UPDATE=> There Hasn’t Been Justice Nominated and Confirmed In Election Year By Divided Government Since 1880 (Updated)
Republican presidential contenders and Senate Majority Leader Mitch McConnell argued for the Senate to run out the clock on President Barack Obama, depriving him the chance to fill the Supreme Court vacancy left by Justice Antonin Scalia’s death today.
Justice Scalia passed away today at age 79.
Far left President Barack Obama will want the Republican Senate to confirm an appointment this year but this hasn’t happened since 1880.
There hasn’t been a justice nominated and confirmed in an election year by divided government since 1880.
Josh Blackman reported:
Since the Civil War, there have been eleven nominations to the Supreme Court in a presidential election year. Of those nine were confirmed, one withdrawn, and one was not acted upon. However, of the nine that were confirmed, eight were with a unified government–that is the President and the Senate were of the same party.

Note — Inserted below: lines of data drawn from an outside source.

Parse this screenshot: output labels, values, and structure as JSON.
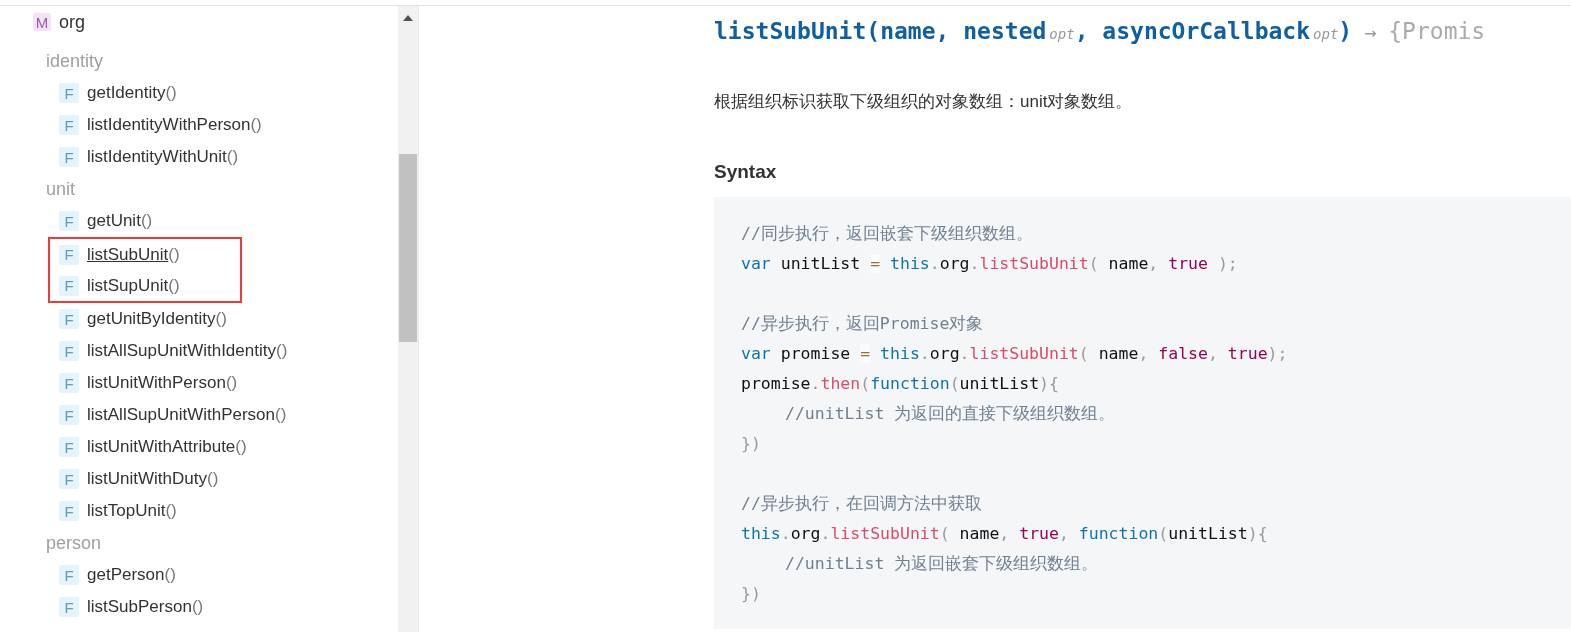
{
  "sidebar": {
    "module": {
      "badge": "M",
      "name": "org"
    },
    "groups": [
      {
        "title": "identity",
        "items": [
          {
            "badge": "F",
            "label": "getIdentity",
            "parens": "()",
            "hovered": false,
            "highlighted": false
          },
          {
            "badge": "F",
            "label": "listIdentityWithPerson",
            "parens": "()",
            "hovered": false,
            "highlighted": false
          },
          {
            "badge": "F",
            "label": "listIdentityWithUnit",
            "parens": "()",
            "hovered": false,
            "highlighted": false
          }
        ]
      },
      {
        "title": "unit",
        "items": [
          {
            "badge": "F",
            "label": "getUnit",
            "parens": "()",
            "hovered": false,
            "highlighted": false
          },
          {
            "badge": "F",
            "label": "listSubUnit",
            "parens": "()",
            "hovered": true,
            "highlighted": true
          },
          {
            "badge": "F",
            "label": "listSupUnit",
            "parens": "()",
            "hovered": false,
            "highlighted": true
          },
          {
            "badge": "F",
            "label": "getUnitByIdentity",
            "parens": "()",
            "hovered": false,
            "highlighted": false
          },
          {
            "badge": "F",
            "label": "listAllSupUnitWithIdentity",
            "parens": "()",
            "hovered": false,
            "highlighted": false
          },
          {
            "badge": "F",
            "label": "listUnitWithPerson",
            "parens": "()",
            "hovered": false,
            "highlighted": false
          },
          {
            "badge": "F",
            "label": "listAllSupUnitWithPerson",
            "parens": "()",
            "hovered": false,
            "highlighted": false
          },
          {
            "badge": "F",
            "label": "listUnitWithAttribute",
            "parens": "()",
            "hovered": false,
            "highlighted": false
          },
          {
            "badge": "F",
            "label": "listUnitWithDuty",
            "parens": "()",
            "hovered": false,
            "highlighted": false
          },
          {
            "badge": "F",
            "label": "listTopUnit",
            "parens": "()",
            "hovered": false,
            "highlighted": false
          }
        ]
      },
      {
        "title": "person",
        "items": [
          {
            "badge": "F",
            "label": "getPerson",
            "parens": "()",
            "hovered": false,
            "highlighted": false
          },
          {
            "badge": "F",
            "label": "listSubPerson",
            "parens": "()",
            "hovered": false,
            "highlighted": false
          }
        ]
      }
    ]
  },
  "doc": {
    "signature": [
      {
        "kind": "name",
        "text": "listSubUnit(name, nested"
      },
      {
        "kind": "opt",
        "text": "opt"
      },
      {
        "kind": "name",
        "text": ", asyncOrCallback"
      },
      {
        "kind": "opt",
        "text": "opt"
      },
      {
        "kind": "name",
        "text": ")"
      },
      {
        "kind": "arrow",
        "text": "→"
      },
      {
        "kind": "type",
        "text": "{Promis"
      }
    ],
    "description": "根据组织标识获取下级组织的对象数组：unit对象数组。",
    "syntax_heading": "Syntax",
    "code": [
      {
        "kind": "code",
        "indented": false,
        "tokens": [
          {
            "kind": "comment",
            "text": "//同步执行，返回嵌套下级组织数组。"
          }
        ]
      },
      {
        "kind": "code",
        "indented": false,
        "tokens": [
          {
            "kind": "keyword",
            "text": "var"
          },
          {
            "kind": "plain",
            "text": " unitList "
          },
          {
            "kind": "op",
            "text": "="
          },
          {
            "kind": "keyword",
            "text": " this"
          },
          {
            "kind": "punct",
            "text": "."
          },
          {
            "kind": "plain",
            "text": "org"
          },
          {
            "kind": "punct",
            "text": "."
          },
          {
            "kind": "fn",
            "text": "listSubUnit"
          },
          {
            "kind": "punct",
            "text": "("
          },
          {
            "kind": "plain",
            "text": " name"
          },
          {
            "kind": "punct",
            "text": ","
          },
          {
            "kind": "bool",
            "text": " true"
          },
          {
            "kind": "punct",
            "text": " );"
          }
        ]
      },
      {
        "kind": "blank"
      },
      {
        "kind": "code",
        "indented": false,
        "tokens": [
          {
            "kind": "comment",
            "text": "//异步执行，返回Promise对象"
          }
        ]
      },
      {
        "kind": "code",
        "indented": false,
        "tokens": [
          {
            "kind": "keyword",
            "text": "var"
          },
          {
            "kind": "plain",
            "text": " promise "
          },
          {
            "kind": "op",
            "text": "="
          },
          {
            "kind": "keyword",
            "text": " this"
          },
          {
            "kind": "punct",
            "text": "."
          },
          {
            "kind": "plain",
            "text": "org"
          },
          {
            "kind": "punct",
            "text": "."
          },
          {
            "kind": "fn",
            "text": "listSubUnit"
          },
          {
            "kind": "punct",
            "text": "("
          },
          {
            "kind": "plain",
            "text": " name"
          },
          {
            "kind": "punct",
            "text": ","
          },
          {
            "kind": "bool",
            "text": " false"
          },
          {
            "kind": "punct",
            "text": ","
          },
          {
            "kind": "bool",
            "text": " true"
          },
          {
            "kind": "punct",
            "text": ");"
          }
        ]
      },
      {
        "kind": "code",
        "indented": false,
        "tokens": [
          {
            "kind": "plain",
            "text": "promise"
          },
          {
            "kind": "punct",
            "text": "."
          },
          {
            "kind": "fn",
            "text": "then"
          },
          {
            "kind": "punct",
            "text": "("
          },
          {
            "kind": "keyword",
            "text": "function"
          },
          {
            "kind": "punct",
            "text": "("
          },
          {
            "kind": "plain",
            "text": "unitList"
          },
          {
            "kind": "punct",
            "text": "){"
          }
        ]
      },
      {
        "kind": "code",
        "indented": true,
        "tokens": [
          {
            "kind": "comment",
            "text": "//unitList 为返回的直接下级组织数组。"
          }
        ]
      },
      {
        "kind": "code",
        "indented": false,
        "tokens": [
          {
            "kind": "punct",
            "text": "})"
          }
        ]
      },
      {
        "kind": "blank"
      },
      {
        "kind": "code",
        "indented": false,
        "tokens": [
          {
            "kind": "comment",
            "text": "//异步执行，在回调方法中获取"
          }
        ]
      },
      {
        "kind": "code",
        "indented": false,
        "tokens": [
          {
            "kind": "keyword",
            "text": "this"
          },
          {
            "kind": "punct",
            "text": "."
          },
          {
            "kind": "plain",
            "text": "org"
          },
          {
            "kind": "punct",
            "text": "."
          },
          {
            "kind": "fn",
            "text": "listSubUnit"
          },
          {
            "kind": "punct",
            "text": "("
          },
          {
            "kind": "plain",
            "text": " name"
          },
          {
            "kind": "punct",
            "text": ","
          },
          {
            "kind": "bool",
            "text": " true"
          },
          {
            "kind": "punct",
            "text": ","
          },
          {
            "kind": "keyword",
            "text": " function"
          },
          {
            "kind": "punct",
            "text": "("
          },
          {
            "kind": "plain",
            "text": "unitList"
          },
          {
            "kind": "punct",
            "text": "){"
          }
        ]
      },
      {
        "kind": "code",
        "indented": true,
        "tokens": [
          {
            "kind": "comment",
            "text": "//unitList 为返回嵌套下级组织数组。"
          }
        ]
      },
      {
        "kind": "code",
        "indented": false,
        "tokens": [
          {
            "kind": "punct",
            "text": "})"
          }
        ]
      }
    ]
  }
}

Only Justice William Burnham Woods, nominated by Rutherford B. Hayes (a Republican) was confirmed by a Democratic Senate in 1880. All other Justices who were nominated in election year were confirmed by Senates that were of the same party as the President.
Justice Anthony Kennedy was confirmed in 1988 during an election year but was nominated in 1987.
UPDATE: Senator Chuck Grassley released a similar statement today.